The podcast got me thinking about the role of audio recordings as qualitative data. I've recorded and analyzed a good number of interviews and focus groups over the past couple years. However, the audio data collected using these methods are generally distilled into transcripts, coded, re-coded, [...] until you're left with a theory and a couple salient quotes for your publication. It's not a bad strategy; a great deal can be drawn from participants' statements. But there are limits to what can be learned about unspoken conditions encountered by the participant, e.g., the social and environmental quotidien that may seem so obvious and commonplace that it's not brought up by the participant or, for that matter, the researcher.

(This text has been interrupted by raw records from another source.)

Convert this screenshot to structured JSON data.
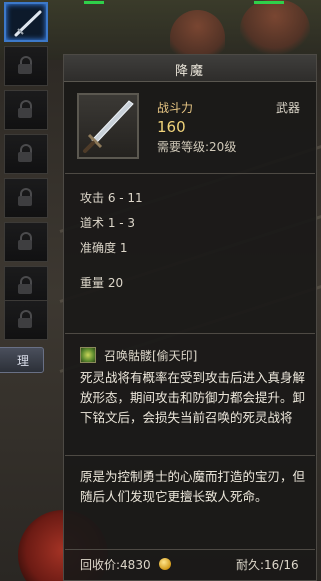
{
  "inventory": {
    "manage_label": "理",
    "selected_item_icon": "sword-icon",
    "locked_slot_icon": "lock-icon"
  },
  "tooltip": {
    "title": "降魔",
    "item_type": "武器",
    "combat_power_label": "战斗力",
    "combat_power_value": "160",
    "level_requirement": "需要等级:20级",
    "stats": {
      "attack": "攻击 6 - 11",
      "taoism": "道术 1 - 3",
      "accuracy": "准确度 1",
      "weight": "重量 20"
    },
    "skill": {
      "name": "召唤骷髅[偷天印]",
      "icon": "skill-rune-icon",
      "description": "死灵战将有概率在受到攻击后进入真身解放形态，期间攻击和防御力都会提升。卸下铭文后，会损失当前召唤的死灵战将"
    },
    "lore": "原是为控制勇士的心魔而打造的宝刃，但随后人们发现它更擅长致人死命。",
    "footer": {
      "sell_price": "回收价:4830",
      "coin_icon": "gold-coin-icon",
      "durability": "耐久:16/16"
    }
  },
  "colors": {
    "tooltip_bg": "#1a1918",
    "title_gold": "#e7c684",
    "selection_blue": "#3d79c9"
  }
}
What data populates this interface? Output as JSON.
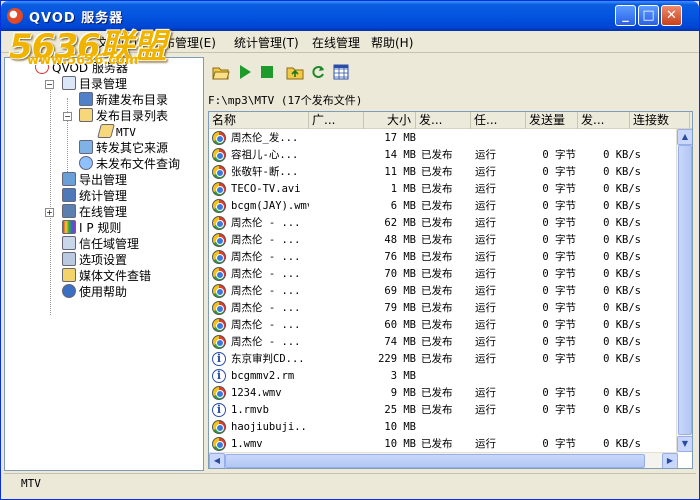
{
  "window": {
    "title": "QVOD 服务器",
    "watermark": "5636联盟",
    "watermark_sub": "www.5636.com"
  },
  "menu": [
    {
      "label": "文件(F)"
    },
    {
      "label": "发布管理(E)"
    },
    {
      "label": "统计管理(T)"
    },
    {
      "label": "在线管理"
    },
    {
      "label": "帮助(H)"
    }
  ],
  "tree": {
    "root": "QVOD 服务器",
    "items": [
      {
        "label": "目录管理",
        "icon": "globe-gear-icon"
      },
      {
        "label": "新建发布目录",
        "icon": "new-folder-icon"
      },
      {
        "label": "发布目录列表",
        "icon": "folder-icon"
      },
      {
        "label": "MTV",
        "icon": "open-folder-icon"
      },
      {
        "label": "转发其它来源",
        "icon": "forward-icon"
      },
      {
        "label": "未发布文件查询",
        "icon": "search-icon"
      },
      {
        "label": "导出管理",
        "icon": "export-icon"
      },
      {
        "label": "统计管理",
        "icon": "stats-icon"
      },
      {
        "label": "在线管理",
        "icon": "online-icon"
      },
      {
        "label": "I P 规则",
        "icon": "ip-rule-icon"
      },
      {
        "label": "信任域管理",
        "icon": "trust-domain-icon"
      },
      {
        "label": "选项设置",
        "icon": "options-icon"
      },
      {
        "label": "媒体文件查错",
        "icon": "media-check-icon"
      },
      {
        "label": "使用帮助",
        "icon": "help-icon"
      }
    ]
  },
  "toolbar": {
    "icons": [
      "open-folder-icon",
      "play-icon",
      "stop-icon",
      "folder-up-icon",
      "refresh-icon",
      "grid-icon"
    ]
  },
  "path": "F:\\mp3\\MTV (17个发布文件)",
  "list": {
    "columns": [
      "名称",
      "广...",
      "大小",
      "发...",
      "任...",
      "发送量",
      "发...",
      "连接数"
    ],
    "rows": [
      {
        "name": "周杰伦_发...",
        "icon": "qvod-icon",
        "size": "17 MB",
        "status": "",
        "task": "",
        "sent": "",
        "speed": ""
      },
      {
        "name": "容祖儿-心...",
        "icon": "qvod-icon",
        "size": "14 MB",
        "status": "已发布",
        "task": "运行",
        "sent": "0 字节",
        "speed": "0 KB/s"
      },
      {
        "name": "张敬轩-断...",
        "icon": "qvod-icon",
        "size": "11 MB",
        "status": "已发布",
        "task": "运行",
        "sent": "0 字节",
        "speed": "0 KB/s"
      },
      {
        "name": "TECO-TV.avi",
        "icon": "qvod-icon",
        "size": "1 MB",
        "status": "已发布",
        "task": "运行",
        "sent": "0 字节",
        "speed": "0 KB/s"
      },
      {
        "name": "bcgm(JAY).wmv",
        "icon": "qvod-icon",
        "size": "6 MB",
        "status": "已发布",
        "task": "运行",
        "sent": "0 字节",
        "speed": "0 KB/s"
      },
      {
        "name": "周杰伦 - ...",
        "icon": "qvod-icon",
        "size": "62 MB",
        "status": "已发布",
        "task": "运行",
        "sent": "0 字节",
        "speed": "0 KB/s"
      },
      {
        "name": "周杰伦 - ...",
        "icon": "qvod-icon",
        "size": "48 MB",
        "status": "已发布",
        "task": "运行",
        "sent": "0 字节",
        "speed": "0 KB/s"
      },
      {
        "name": "周杰伦 - ...",
        "icon": "qvod-icon",
        "size": "76 MB",
        "status": "已发布",
        "task": "运行",
        "sent": "0 字节",
        "speed": "0 KB/s"
      },
      {
        "name": "周杰伦 - ...",
        "icon": "qvod-icon",
        "size": "70 MB",
        "status": "已发布",
        "task": "运行",
        "sent": "0 字节",
        "speed": "0 KB/s"
      },
      {
        "name": "周杰伦 - ...",
        "icon": "qvod-icon",
        "size": "69 MB",
        "status": "已发布",
        "task": "运行",
        "sent": "0 字节",
        "speed": "0 KB/s"
      },
      {
        "name": "周杰伦 - ...",
        "icon": "qvod-icon",
        "size": "79 MB",
        "status": "已发布",
        "task": "运行",
        "sent": "0 字节",
        "speed": "0 KB/s"
      },
      {
        "name": "周杰伦 - ...",
        "icon": "qvod-icon",
        "size": "60 MB",
        "status": "已发布",
        "task": "运行",
        "sent": "0 字节",
        "speed": "0 KB/s"
      },
      {
        "name": "周杰伦 - ...",
        "icon": "qvod-icon",
        "size": "74 MB",
        "status": "已发布",
        "task": "运行",
        "sent": "0 字节",
        "speed": "0 KB/s"
      },
      {
        "name": "东京审判CD...",
        "icon": "info-icon",
        "size": "229 MB",
        "status": "已发布",
        "task": "运行",
        "sent": "0 字节",
        "speed": "0 KB/s"
      },
      {
        "name": "bcgmmv2.rm",
        "icon": "info-icon",
        "size": "3 MB",
        "status": "",
        "task": "",
        "sent": "",
        "speed": ""
      },
      {
        "name": "1234.wmv",
        "icon": "qvod-icon",
        "size": "9 MB",
        "status": "已发布",
        "task": "运行",
        "sent": "0 字节",
        "speed": "0 KB/s"
      },
      {
        "name": "1.rmvb",
        "icon": "info-icon",
        "size": "25 MB",
        "status": "已发布",
        "task": "运行",
        "sent": "0 字节",
        "speed": "0 KB/s"
      },
      {
        "name": "haojiubuji...",
        "icon": "qvod-icon",
        "size": "10 MB",
        "status": "",
        "task": "",
        "sent": "",
        "speed": ""
      },
      {
        "name": "1.wmv",
        "icon": "qvod-icon",
        "size": "10 MB",
        "status": "已发布",
        "task": "运行",
        "sent": "0 字节",
        "speed": "0 KB/s"
      }
    ]
  },
  "status": "MTV"
}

Capturing day-to-day life using multimedia is not a novel concept. The reading list for my upcoming comprehensive exam has several studies where daily life is recorded by/with the participant to complement their statements (and other data). I'm new to studying the geographies of everyday movement, however, and I've spent the past months toying around with the experiences of my own life to see what meanings I can generate from audio recordings of day-to-day activities.

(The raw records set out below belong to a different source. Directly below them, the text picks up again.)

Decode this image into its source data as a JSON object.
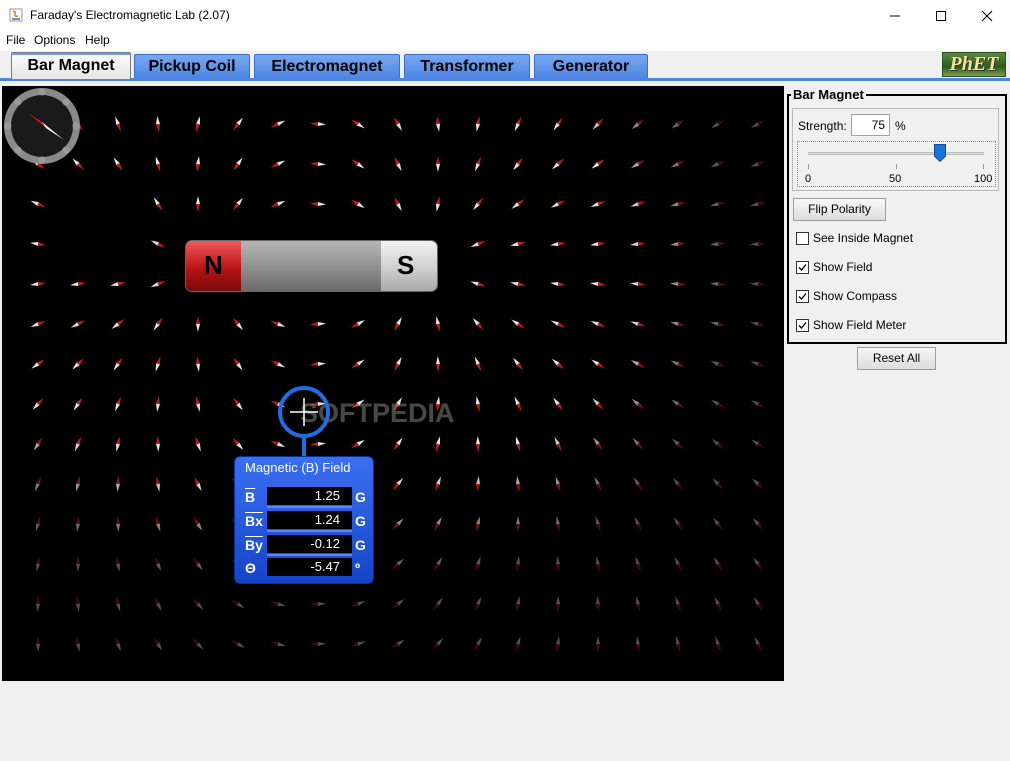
{
  "window": {
    "title": "Faraday's Electromagnetic Lab (2.07)",
    "app_icon": "java-icon",
    "controls": [
      "minimize-icon",
      "maximize-icon",
      "close-icon"
    ]
  },
  "menu": {
    "items": [
      "File",
      "Options",
      "Help"
    ]
  },
  "tabs": {
    "items": [
      "Bar Magnet",
      "Pickup Coil",
      "Electromagnet",
      "Transformer",
      "Generator"
    ],
    "active": "Bar Magnet",
    "logo": "PhET"
  },
  "canvas": {
    "magnet": {
      "north_label": "N",
      "south_label": "S"
    },
    "watermark": "SOFTPEDIA",
    "compass_icon": "compass-icon",
    "field_meter": {
      "title": "Magnetic (B) Field",
      "rows": [
        {
          "label": "B",
          "value": "1.25",
          "unit": "G"
        },
        {
          "label": "Bx",
          "value": "1.24",
          "unit": "G"
        },
        {
          "label": "By",
          "value": "-0.12",
          "unit": "G"
        },
        {
          "label": "Θ",
          "value": "-5.47",
          "unit": "º"
        }
      ]
    }
  },
  "panel": {
    "title": "Bar Magnet",
    "strength_label": "Strength:",
    "strength_value": "75",
    "strength_unit": "%",
    "slider": {
      "min_label": "0",
      "mid_label": "50",
      "max_label": "100",
      "value_percent": 75
    },
    "flip_button": "Flip Polarity",
    "checkboxes": [
      {
        "label": "See Inside Magnet",
        "checked": false
      },
      {
        "label": "Show Field",
        "checked": true
      },
      {
        "label": "Show Compass",
        "checked": true
      },
      {
        "label": "Show Field Meter",
        "checked": true
      }
    ],
    "reset_button": "Reset All"
  },
  "colors": {
    "tab_blue": "#4f86e4",
    "meter_blue": "#1f6fe0",
    "north_red": "#b81414",
    "canvas_bg": "#000000"
  }
}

Here are a handful of recordings that I picked up on Apple's Voice Memos app:
So, I'm becoming more comfortable with other methods of data collection and reflection. The audio recordings spark off memories of the environmental context and my sentiments while I experienced them, even months after the environment was recorded. The audio recordings generate different sentiments than photographs of the same moment. The audio is also continuous, not static like a photograph in a journal article.

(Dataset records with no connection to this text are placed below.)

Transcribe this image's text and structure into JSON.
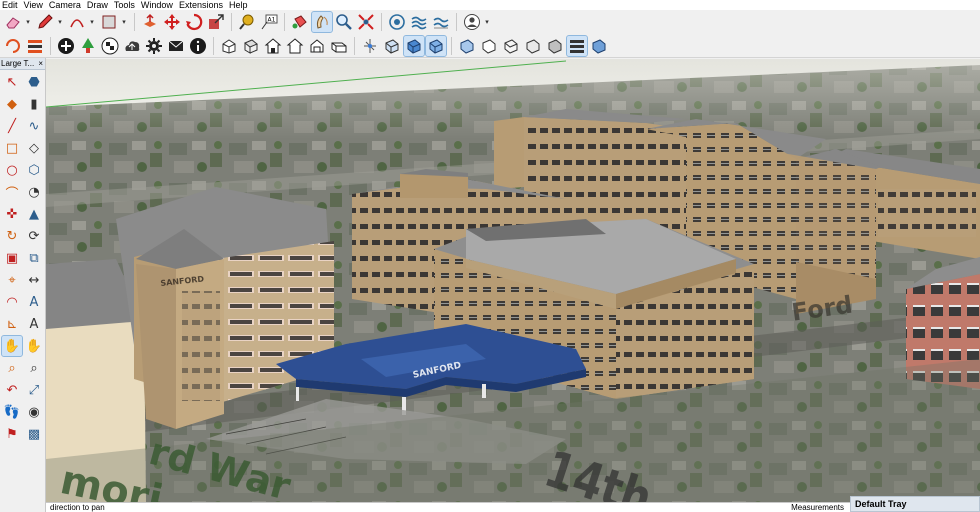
{
  "menu": [
    "Edit",
    "View",
    "Camera",
    "Draw",
    "Tools",
    "Window",
    "Extensions",
    "Help"
  ],
  "toolbar1": [
    "eraser-icon",
    "pencil-icon",
    "arc-icon",
    "rectangle-icon",
    "push-pull-icon",
    "move-icon",
    "rotate-icon",
    "scale-icon",
    "tape-measure-icon",
    "text-icon",
    "paint-bucket-icon",
    "orbit-icon",
    "zoom-icon",
    "zoom-extents-icon",
    "geo-location-icon",
    "sandbox-icon",
    "sandbox-smoove-icon",
    "user-account-icon"
  ],
  "toolbar2": [
    "section-cut-icon",
    "add-location-icon",
    "plus-icon",
    "tree-icon",
    "checker-icon",
    "upload-icon",
    "gear-icon",
    "mail-icon",
    "info-icon",
    "iso-view-icon",
    "top-view-icon",
    "front-view-icon",
    "right-view-icon",
    "back-view-icon",
    "left-view-icon",
    "xray-icon",
    "back-edges-icon",
    "wireframe-icon",
    "hidden-line-icon",
    "shaded-icon",
    "shaded-textures-icon",
    "monochrome-icon"
  ],
  "left_panel": {
    "title": "Large T...",
    "close": "×",
    "tools": [
      "select-icon",
      "make-component-icon",
      "paint-bucket-icon",
      "eraser-icon",
      "line-icon",
      "freehand-icon",
      "rectangle-icon",
      "rotated-rectangle-icon",
      "circle-icon",
      "polygon-icon",
      "arc-icon",
      "pie-icon",
      "move-icon",
      "push-pull-icon",
      "rotate-icon",
      "follow-me-icon",
      "scale-icon",
      "offset-icon",
      "tape-measure-icon",
      "dimension-icon",
      "protractor-icon",
      "text-icon",
      "axes-icon",
      "3d-text-icon",
      "orbit-icon",
      "pan-icon",
      "zoom-icon",
      "zoom-window-icon",
      "previous-icon",
      "zoom-extents-icon",
      "walk-icon",
      "look-around-icon",
      "position-camera-icon",
      "section-plane-icon"
    ]
  },
  "scene": {
    "building_sign_left": "SANFORD",
    "canopy_sign": "SANFORD",
    "map_labels": [
      "Ford",
      "rd War",
      "mori",
      "14th"
    ]
  },
  "status": {
    "text": "direction to pan",
    "measurements": "Measurements"
  },
  "tray": {
    "title": "Default Tray"
  },
  "colors": {
    "canopy": "#2e4f93",
    "brick": "#b79c74",
    "roof": "#858585",
    "axis_green": "#4fb04f"
  }
}
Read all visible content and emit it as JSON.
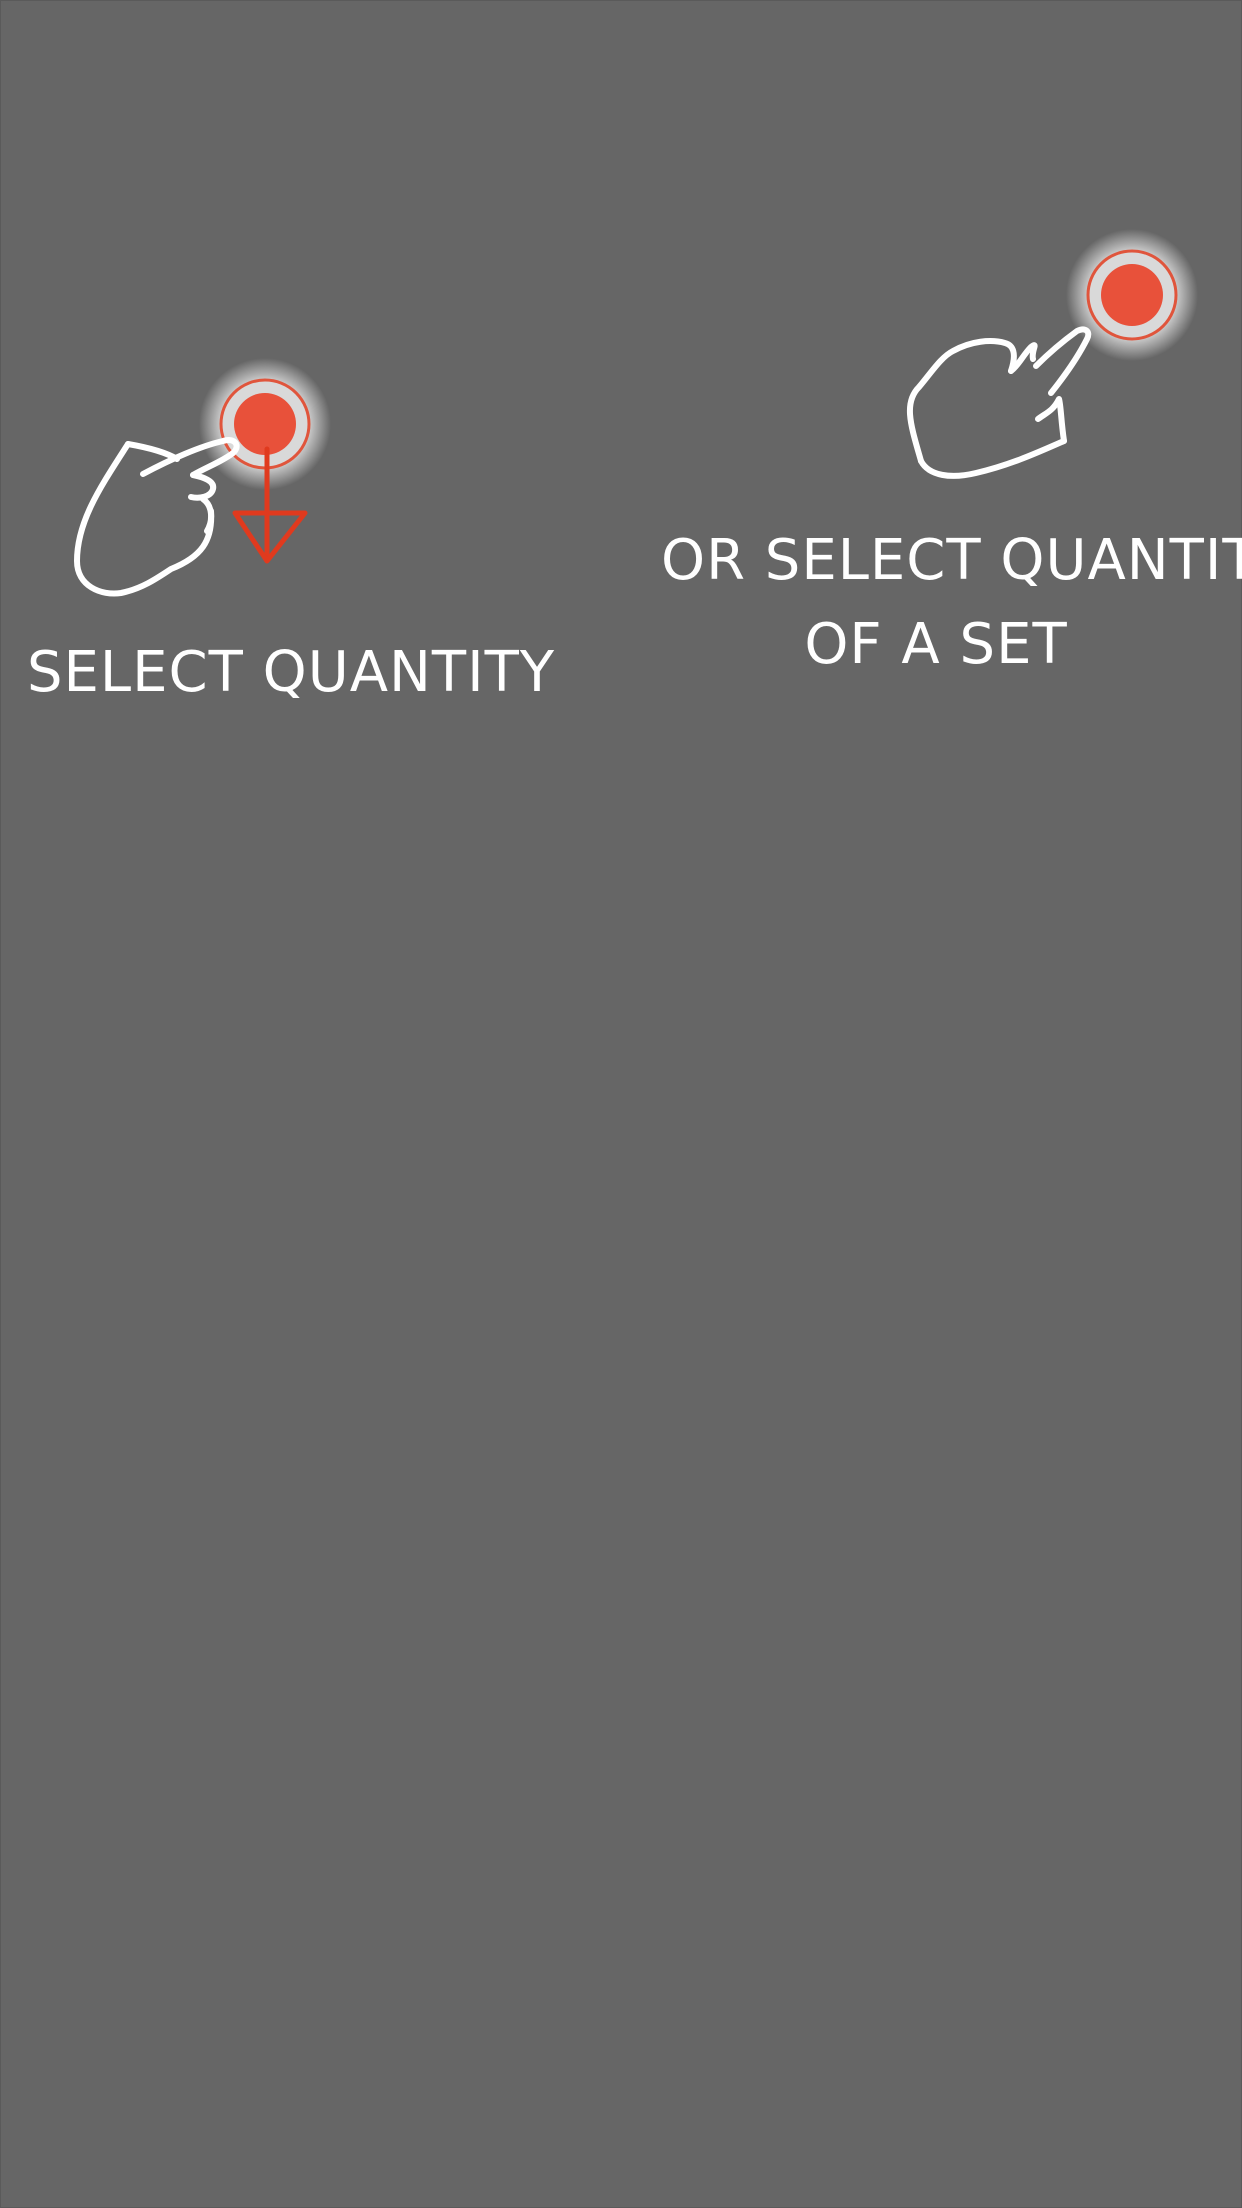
{
  "tutorial": {
    "select_quantity": {
      "caption": "SELECT QUANTITY",
      "hand_icon": "pointing-hand-icon",
      "gesture": "tap-and-drag-down"
    },
    "select_set": {
      "caption_line1": "OR SELECT QUANTITY",
      "caption_line2": "OF A SET",
      "hand_icon": "pointing-hand-icon",
      "gesture": "tap"
    }
  },
  "colors": {
    "overlay": "#666666",
    "tap_dot": "#e8513a",
    "tap_ring": "#d9d9d9",
    "arrow": "#e03a1e",
    "stroke": "#ffffff"
  }
}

How can audio and visual evidence complement each other? Studies using "photo diary" and participant-filmed video demonstrate that rich Radio Diary-type stories can emerge. My lab has explored the possibilities while testing our GoPro over the past couple weeks. The GoPro is a proactive video camera, i.e., designed for passive recording while mounted to a person or object. It is my hope that over the coming months, I can illustrate the value of proactive camera technology as a means to capture the senses and sentiments of people as they move through everyday life.
But alas, that's all you're going to learn for now. I'm sleepy, and I want to successfully visit the gym tomorrow before work.